Abstimmung über Hilfspaket für Griechenland
27.02.2012: Persönliche Erklärung von Hans-Christian Ströbele zur namentlichen Abstimmung über das zweite Griechenland-Hilfspaket
Persönliche Erklärung von Hans-Christian Ströbele zur namentlichen Abstimmung vom 27.02.2012 zum Antrag der Bundesregierung Finanzhilfen zugunsten der Hellenischen Republik ... für Notmaßnahmen …. (17/8730)
Dem Antrag stimme ich nicht zu, sondern ich enthalte mich. Wie schon bei der Abstimmung über das erste Hilfspaket für Griechenland halte ich auch jetzt Hilfe für die griechische Bevölkerung in der Finanzkrise für richtig und notwendig. Ein Rauswurf Griechenlands aus der Euro-Zone ist der falsche Weg, genauso wie die Aufforderung zum "freiwilligen" Austritt. Die EU und auch Deutschland müssen dem Land mit Krediten und weiterer Unterstützung wiederum zur Hilfe kommen. Aber nicht so, wie in dem Antrag der Bundesregierung vorgeschlagen. Die finanzielle Hilfe darf nicht, wie bisher, nur oder ganz überwiegend den Banken zufließen.
Das mit der Hilfe verbundene Sparpaket ist zutiefst unsozial und treibt weitere Kreise der griechischen Bevölkerung in die Armut und Perspektivlosigkeit. Die Arbeitslosigkeit in Griechenland ist seit dem letzten Rettungspaket 2010 fast auf das Doppelte (über 20%) gestiegen. Die Staatseinnahmen sind gesunken. Die Verschuldung des Landes hat wiederum zugenommen. Ich hatte schon 2010 nicht für das Hilfspaket gestimmt, sondern mich ebenfalls enthalten. Meine damaligen Befürchtungen sehe ich nun bestätigt. Das Sparpaket bewirkt einen weiteren drastischen Anstieg der Arbeitslosigkeit und reduziert die Wachstumschancen ebenfalls weiter. Es wirkt außerdem der wirtschaftlichen Erholung entgegen.

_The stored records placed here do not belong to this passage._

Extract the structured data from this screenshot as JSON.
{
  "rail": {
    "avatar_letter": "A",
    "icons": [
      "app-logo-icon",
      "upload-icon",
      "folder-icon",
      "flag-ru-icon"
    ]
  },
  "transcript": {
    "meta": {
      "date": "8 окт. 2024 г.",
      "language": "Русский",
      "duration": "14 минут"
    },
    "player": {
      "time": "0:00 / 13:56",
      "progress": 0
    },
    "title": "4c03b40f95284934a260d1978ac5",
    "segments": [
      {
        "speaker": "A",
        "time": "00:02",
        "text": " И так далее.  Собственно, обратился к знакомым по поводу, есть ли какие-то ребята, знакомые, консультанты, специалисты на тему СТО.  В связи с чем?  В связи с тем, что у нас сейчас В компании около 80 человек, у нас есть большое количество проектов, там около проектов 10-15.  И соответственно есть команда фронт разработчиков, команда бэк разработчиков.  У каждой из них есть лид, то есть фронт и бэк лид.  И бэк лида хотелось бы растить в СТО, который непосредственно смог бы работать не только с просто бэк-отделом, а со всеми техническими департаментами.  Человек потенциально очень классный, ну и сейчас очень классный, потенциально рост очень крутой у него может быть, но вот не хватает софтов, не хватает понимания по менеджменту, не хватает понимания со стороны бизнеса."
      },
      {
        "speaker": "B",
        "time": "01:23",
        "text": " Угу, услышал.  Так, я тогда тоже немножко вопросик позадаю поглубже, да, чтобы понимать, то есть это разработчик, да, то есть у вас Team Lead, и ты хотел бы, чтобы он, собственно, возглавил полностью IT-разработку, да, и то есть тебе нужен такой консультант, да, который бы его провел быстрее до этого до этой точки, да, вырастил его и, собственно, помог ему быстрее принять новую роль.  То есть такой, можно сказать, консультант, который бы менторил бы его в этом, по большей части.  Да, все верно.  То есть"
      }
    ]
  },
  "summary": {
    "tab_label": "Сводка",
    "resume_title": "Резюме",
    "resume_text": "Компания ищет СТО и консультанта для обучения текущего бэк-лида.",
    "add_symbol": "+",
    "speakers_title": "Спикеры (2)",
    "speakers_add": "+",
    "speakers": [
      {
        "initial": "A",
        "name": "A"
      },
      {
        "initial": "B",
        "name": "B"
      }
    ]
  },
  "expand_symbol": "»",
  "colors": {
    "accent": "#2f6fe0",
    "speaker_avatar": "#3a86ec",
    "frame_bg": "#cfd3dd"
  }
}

Statt der strangulierenden Sparmaßnahmen, wie erneute Rentenkürzungen, Massenentlassungen im öffentlichen Dienst, Kürzungen der Ausgaben für Gesundheit, drastische Kürzung des Mindestlohnes und des Arbeitslosengeldes, halte ich vielmehr das Zusammenstreichen der Militärausgaben und ein nachhaltiges Investitionsprogramm in Milliardenhöhe für richtig. Aus der Bundesregierung waren zwar auch solche Forderungen zu hören, aber bis heute fehlen dazu konkrete Vorschläge und Vereinbarungen. Die Bundesregierung hat noch am letzten Donnerstag auf eine Parlamentarische Anfrage von mir nach "konkreter materieller Unterstützung bei der Sanierung und Aufbau der Wirtschaft Griechenlands" geantwortet, "die Staaten der Eurozone haben bisher noch keine verbindliche Zusage zur Bereitstellung zusätzlicher Mittel gemacht."
Ohne dass auch die großen Vermögen und die Einkommen der Reichen in Griechenland zur Finanzierung herangezogen werden, werden die notwendigen Reformen nicht akzeptiert. Auch der Schuldenschnitt der privaten Gläubiger ist keineswegs in trockenen Tüchern. Bis heute gibt es eine rechtlich bindende Zusage von Seiten der Gläubiger nicht. Auch das hat die Bundesregierung mir am letzten Donnerstag bestätigt. Es soll allgemeine Zusagen von einigen europäischen Großbanken geben. Aber nichts Genaues steht fest und andere Privatgläubiger und etwa Hedge-Fonds halten sich bisher ganz zurück.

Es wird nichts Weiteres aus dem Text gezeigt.